6 juillet.- Orages. (23°C) Je m’ennuie, tout me fatigue et même ce petit journal à goût censément littéraire. Déçu par l’Homme au balcon de Sjöwall et Wahlöö. Finalement trop factuel et désincarné.

7 juillet.- Pluie continuelle, quasi-fraîcheur (17°C) Poésie de la pensée, Steiner. Érudition décousue, érudition paonnante ? Petit tour dans les Cahiers de Cioran : « On devrait me donner l’ordre de travailler, d’écrire et même de vivre. »

10 juillet.- Pluie continuelle, température automnale. (16°C) Incapable de lire plus de trois pages. Incapable d’écrire plus de trois lignes. Trop embarrassé par le labeur, le temps maussade et l’air ambiant. Pourquoi vivre avec le poids de tant de contraintes sur le épaules alors que  ?
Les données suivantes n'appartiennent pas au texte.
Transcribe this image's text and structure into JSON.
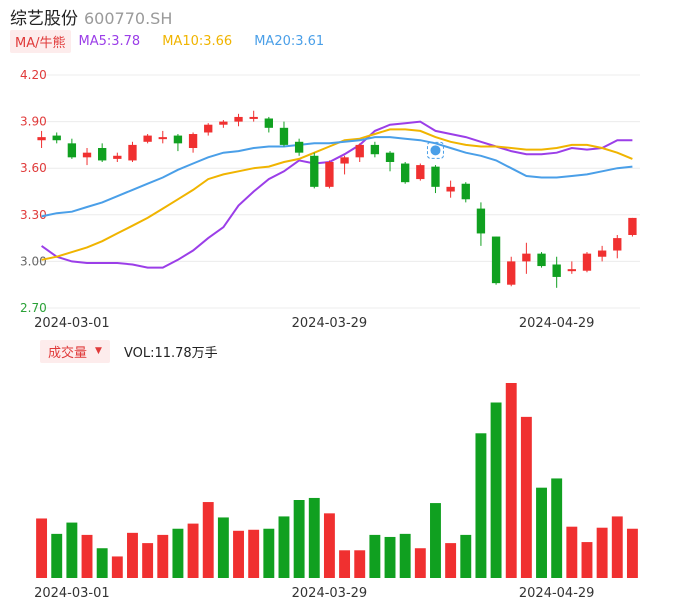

11 juillet.- Pluie, pluie, pluie, pluie, pluie… (15°C) Rien, nothing, nada, ništa, nenio…



3.


12 juillet.- Encore cette pluie, cette quasi-brume et ces arpents automnaux. (17°C) J’ai entamé la lecture des Cahiers de Gustav Anias Horn de Hans Henny Jahn avec un curieux appétit au coin des babines. C’est le second volume de Fleuve sans rives et la suite du Navire de bois. Trente ans plus tard, Gustav Anias Horn entreprend d’écrire la somme de son existence. Voilà un drôle de journal intime, un machin tenaillé par les divers « détraquements »encombrant Hans Henny Jahn. Fascination pour la putréfaction des corps, la moisissure des âmes, les os en capilotade. La mort rôde et on se demande bien pourquoi il y a vie : « En tous les cas, il est malsain de tenir le passé pour quelque chose de réel, ou surtout pour quelque chose de vrai. L’être humain se transforme radicalement tous les sept ans. Ce ne sont plus les mêmes muscles. Ce n’est plus le même œil qui regarde la terre. Le sang a été plusieurs fois renouvelé. Une autre langue goûte aux mets. D’autres manies germent. Le vécu s’est envolé avec le souffle des poumons, et vidé avec l’eau des reins ; des nourritures évacuées, voilà ce qu’est le passé »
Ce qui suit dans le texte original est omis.